As she prepares to leave town for good, Nomi relates a childhood memory in which, happening to be in a good mood, she tells her teacher that she wants to fly or dance; the teacher reprimands her, saying that “life was not a dream, and dancing was a sin.” Nomi rejects the teacher’s outlook entirely, saying that joyful moments like this should be appreciated and that “this world is good enough for you because it has to be.” Although she has lost the religious belief that grounded her during her childhood, Nomi has gained new faith in the beauty and sanctity of everyday life.
For Nomi, losing her childhood confidence in Mennonite principles is a wrenching experience; her rebellious escapades stem in part from a desire to find meaning in a world where God is no longer certain. However, over the course of the novel Nomi learns to value the joys of everyday life, upon which her community places little value. This new outlook allows her to regain the sense of purpose that she originally found in religious belief.
Christian Salvation vs. Earthly Joy ThemeTracker
Christian Salvation vs. Earthly Joy Quotes in A Complicated Kindness
There’s an invisible force that exerts a steady pressure on our words like a hand to an open, spurting wound. The town office building has a giant filing cabinet full of death certificates that say choked to death of his own anger or suffocated from unexpressed feelings of unhappiness.
The only thing I needed to know was that we were all going to live forever, together, happily, in heaven and with God, and without pain and sadness and sin. And in my town that is the deal. It’s taken for granted. We’ve been hand-picked. We’re on a fast track, singled out, and saved.
I ended up saying stupid stuff like I just want to be myself, I just want to do things without wandering if they’re a sin or not. I want to be free. I want to know what it’s like to be forgiven by another human being (I was stoned, obviously) and not have to wait around all my life anxiously wondering if I’m an okay person or not and having to die to find out.
She once asked me and the other girls in our class if we were gymnasts, but really fat ones, would we think we could just go out and win an Olympic medal one day? No? Well, that’s what Christianity is all about, she said.

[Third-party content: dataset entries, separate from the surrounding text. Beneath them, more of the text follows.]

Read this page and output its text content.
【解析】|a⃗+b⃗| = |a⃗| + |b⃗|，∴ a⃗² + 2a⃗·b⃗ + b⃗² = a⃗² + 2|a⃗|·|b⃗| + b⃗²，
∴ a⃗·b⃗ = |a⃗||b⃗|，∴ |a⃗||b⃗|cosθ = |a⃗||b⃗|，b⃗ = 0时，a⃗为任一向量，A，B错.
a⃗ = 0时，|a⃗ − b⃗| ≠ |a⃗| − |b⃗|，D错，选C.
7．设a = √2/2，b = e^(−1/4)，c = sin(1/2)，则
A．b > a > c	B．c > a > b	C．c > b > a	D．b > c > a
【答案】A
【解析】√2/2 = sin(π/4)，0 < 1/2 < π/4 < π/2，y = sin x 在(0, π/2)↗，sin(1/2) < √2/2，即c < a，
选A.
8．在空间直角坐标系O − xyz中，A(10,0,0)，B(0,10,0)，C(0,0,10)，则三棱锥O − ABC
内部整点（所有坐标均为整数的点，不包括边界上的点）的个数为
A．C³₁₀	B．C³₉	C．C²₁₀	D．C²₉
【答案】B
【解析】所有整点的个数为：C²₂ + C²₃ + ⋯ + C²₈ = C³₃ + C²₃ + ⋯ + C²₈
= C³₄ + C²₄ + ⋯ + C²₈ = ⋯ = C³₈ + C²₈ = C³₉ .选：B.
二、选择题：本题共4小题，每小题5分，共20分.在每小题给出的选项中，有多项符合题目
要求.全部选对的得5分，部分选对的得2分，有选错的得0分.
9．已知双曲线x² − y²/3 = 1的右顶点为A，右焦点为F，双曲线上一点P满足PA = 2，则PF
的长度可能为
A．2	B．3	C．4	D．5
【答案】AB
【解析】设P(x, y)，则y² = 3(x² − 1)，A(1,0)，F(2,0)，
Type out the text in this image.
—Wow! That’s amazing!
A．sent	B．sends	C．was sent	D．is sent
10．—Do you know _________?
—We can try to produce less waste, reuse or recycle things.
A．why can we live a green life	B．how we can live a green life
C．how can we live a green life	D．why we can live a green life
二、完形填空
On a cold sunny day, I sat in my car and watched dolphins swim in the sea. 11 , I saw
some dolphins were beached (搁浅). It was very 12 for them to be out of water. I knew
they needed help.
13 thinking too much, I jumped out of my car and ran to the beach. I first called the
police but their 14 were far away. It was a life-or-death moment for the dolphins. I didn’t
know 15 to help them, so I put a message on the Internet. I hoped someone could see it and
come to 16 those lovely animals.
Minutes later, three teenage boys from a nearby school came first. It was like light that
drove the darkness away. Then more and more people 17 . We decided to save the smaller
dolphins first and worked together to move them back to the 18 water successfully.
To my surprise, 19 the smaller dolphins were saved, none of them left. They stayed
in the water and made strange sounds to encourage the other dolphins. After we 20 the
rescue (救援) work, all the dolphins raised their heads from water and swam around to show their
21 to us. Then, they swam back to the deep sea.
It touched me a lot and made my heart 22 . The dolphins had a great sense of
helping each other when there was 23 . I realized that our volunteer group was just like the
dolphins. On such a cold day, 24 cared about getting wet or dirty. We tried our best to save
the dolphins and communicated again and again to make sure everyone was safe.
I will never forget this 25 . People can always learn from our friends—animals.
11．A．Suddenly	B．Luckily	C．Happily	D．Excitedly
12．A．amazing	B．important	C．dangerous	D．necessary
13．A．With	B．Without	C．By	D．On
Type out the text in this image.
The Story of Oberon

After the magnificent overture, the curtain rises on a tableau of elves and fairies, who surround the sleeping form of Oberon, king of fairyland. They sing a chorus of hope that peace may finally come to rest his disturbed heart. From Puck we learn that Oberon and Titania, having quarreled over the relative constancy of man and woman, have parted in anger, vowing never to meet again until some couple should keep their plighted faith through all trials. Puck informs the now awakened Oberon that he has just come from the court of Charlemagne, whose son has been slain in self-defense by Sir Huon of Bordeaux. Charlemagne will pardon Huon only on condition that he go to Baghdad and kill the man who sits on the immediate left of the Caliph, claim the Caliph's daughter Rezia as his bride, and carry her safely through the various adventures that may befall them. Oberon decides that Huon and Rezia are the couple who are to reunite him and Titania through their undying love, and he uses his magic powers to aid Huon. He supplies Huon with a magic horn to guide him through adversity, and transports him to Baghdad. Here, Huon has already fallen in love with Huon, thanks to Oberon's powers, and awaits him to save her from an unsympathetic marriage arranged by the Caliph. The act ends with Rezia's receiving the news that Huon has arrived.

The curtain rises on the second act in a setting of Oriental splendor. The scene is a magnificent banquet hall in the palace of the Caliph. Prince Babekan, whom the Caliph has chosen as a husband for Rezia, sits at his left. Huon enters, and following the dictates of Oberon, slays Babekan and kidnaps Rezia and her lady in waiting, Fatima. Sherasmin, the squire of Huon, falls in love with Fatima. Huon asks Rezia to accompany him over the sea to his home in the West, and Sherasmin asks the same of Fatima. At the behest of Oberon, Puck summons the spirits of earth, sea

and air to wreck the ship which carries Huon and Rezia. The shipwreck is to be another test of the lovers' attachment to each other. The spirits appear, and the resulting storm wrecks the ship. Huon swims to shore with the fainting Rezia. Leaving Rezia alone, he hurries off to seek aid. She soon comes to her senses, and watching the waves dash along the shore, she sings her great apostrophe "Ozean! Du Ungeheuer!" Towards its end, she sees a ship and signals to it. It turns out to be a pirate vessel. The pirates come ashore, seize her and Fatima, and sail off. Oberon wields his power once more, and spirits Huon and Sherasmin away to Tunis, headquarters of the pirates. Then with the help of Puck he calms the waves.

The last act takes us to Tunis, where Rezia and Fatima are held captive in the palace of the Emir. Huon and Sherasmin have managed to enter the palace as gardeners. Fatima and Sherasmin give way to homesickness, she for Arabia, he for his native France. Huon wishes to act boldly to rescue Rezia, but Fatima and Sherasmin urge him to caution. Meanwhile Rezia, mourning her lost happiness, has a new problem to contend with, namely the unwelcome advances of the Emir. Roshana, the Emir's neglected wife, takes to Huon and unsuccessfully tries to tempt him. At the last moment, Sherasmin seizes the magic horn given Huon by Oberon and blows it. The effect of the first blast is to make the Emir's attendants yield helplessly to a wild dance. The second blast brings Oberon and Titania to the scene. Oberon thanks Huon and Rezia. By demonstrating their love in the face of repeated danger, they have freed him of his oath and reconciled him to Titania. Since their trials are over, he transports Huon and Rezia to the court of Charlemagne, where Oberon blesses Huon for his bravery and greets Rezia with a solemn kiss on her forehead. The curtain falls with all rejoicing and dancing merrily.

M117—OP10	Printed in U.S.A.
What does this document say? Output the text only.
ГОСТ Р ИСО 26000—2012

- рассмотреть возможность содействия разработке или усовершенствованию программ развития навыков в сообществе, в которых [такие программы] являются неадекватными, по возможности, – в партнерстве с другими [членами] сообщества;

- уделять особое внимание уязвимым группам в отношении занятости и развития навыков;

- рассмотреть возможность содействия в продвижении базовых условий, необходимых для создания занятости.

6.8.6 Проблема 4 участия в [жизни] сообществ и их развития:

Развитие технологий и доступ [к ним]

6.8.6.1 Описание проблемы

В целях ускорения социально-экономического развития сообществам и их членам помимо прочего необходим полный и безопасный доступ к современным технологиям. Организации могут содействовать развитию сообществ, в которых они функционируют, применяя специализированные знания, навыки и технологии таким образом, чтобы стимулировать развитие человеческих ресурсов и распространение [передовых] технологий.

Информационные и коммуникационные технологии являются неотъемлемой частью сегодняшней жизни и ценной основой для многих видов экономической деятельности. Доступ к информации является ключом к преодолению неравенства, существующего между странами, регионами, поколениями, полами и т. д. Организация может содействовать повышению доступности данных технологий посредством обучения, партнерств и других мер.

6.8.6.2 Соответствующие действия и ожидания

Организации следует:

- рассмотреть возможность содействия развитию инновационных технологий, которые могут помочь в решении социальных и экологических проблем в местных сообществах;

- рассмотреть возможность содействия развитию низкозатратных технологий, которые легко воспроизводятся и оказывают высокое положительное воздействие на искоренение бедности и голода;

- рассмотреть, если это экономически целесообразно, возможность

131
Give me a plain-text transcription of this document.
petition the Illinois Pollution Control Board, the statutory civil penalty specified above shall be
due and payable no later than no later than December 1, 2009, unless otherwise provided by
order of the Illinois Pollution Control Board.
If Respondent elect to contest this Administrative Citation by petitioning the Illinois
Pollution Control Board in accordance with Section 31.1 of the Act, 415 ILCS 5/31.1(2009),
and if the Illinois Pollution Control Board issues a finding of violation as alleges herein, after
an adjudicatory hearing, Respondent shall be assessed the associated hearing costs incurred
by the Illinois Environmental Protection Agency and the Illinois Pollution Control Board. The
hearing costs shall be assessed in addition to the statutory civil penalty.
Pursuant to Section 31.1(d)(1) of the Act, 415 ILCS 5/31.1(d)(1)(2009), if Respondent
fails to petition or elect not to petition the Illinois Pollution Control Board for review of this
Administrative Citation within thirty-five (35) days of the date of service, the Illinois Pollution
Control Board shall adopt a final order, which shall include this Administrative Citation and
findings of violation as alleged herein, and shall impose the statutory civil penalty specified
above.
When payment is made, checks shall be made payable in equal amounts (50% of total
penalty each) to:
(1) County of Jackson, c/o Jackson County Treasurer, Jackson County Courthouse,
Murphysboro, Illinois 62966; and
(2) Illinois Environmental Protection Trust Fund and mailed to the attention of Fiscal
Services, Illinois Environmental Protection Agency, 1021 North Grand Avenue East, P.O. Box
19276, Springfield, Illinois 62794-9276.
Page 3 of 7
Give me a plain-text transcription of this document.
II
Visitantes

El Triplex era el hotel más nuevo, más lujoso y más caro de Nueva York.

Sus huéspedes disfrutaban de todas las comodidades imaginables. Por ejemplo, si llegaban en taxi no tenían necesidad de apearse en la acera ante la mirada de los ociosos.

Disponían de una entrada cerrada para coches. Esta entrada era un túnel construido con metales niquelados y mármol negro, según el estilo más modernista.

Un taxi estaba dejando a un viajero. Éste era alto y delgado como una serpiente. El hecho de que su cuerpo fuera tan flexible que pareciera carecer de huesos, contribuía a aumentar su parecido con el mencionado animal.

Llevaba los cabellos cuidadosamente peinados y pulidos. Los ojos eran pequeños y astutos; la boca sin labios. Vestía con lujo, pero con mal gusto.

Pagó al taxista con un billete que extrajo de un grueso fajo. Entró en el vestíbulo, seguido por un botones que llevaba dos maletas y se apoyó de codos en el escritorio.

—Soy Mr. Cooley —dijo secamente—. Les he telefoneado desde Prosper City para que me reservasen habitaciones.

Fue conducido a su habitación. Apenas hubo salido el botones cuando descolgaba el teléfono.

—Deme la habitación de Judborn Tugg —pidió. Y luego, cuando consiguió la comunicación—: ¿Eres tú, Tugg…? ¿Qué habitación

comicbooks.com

I didn’t know why she was crying, until I heard my mom say honey, what is it? What’s wrong? And Tash said: I think I’ll go crazy. I can’t stand it. It’s all a fucking lie. It’s killing me! Mom, it really is! And then something happened that took me completely by surprise, I heard my mom say, I know honey, I know it is.
We drove to the pits and rinsed the purple gas off in the water which made it beautiful and we floated around in gassy rainbows for hours talking about stuff and lighting the gas with Travis’s lighter so it was like we were in hell. Rainbow pools of fire in the pits, the smell of smoking stubble, the hot wind, dying chickens, the night, my childhood.
And we counted cars with American plates—twenty-seven. On their way to watch The Mouth read Revelations by candlelight in the fake church while the people of the real town sat in a field of dirt cheering on collisions.
When I got to school I told my teacher I was on cloud nine. I told her I was so happy I thought I could fly. I told her I felt so great I wanted to dance like Fred Astaire.
She said life was not a dream. And dancing was a sin. Now get off it and sit back down. It was the first time in my life I had been aware of my own existence.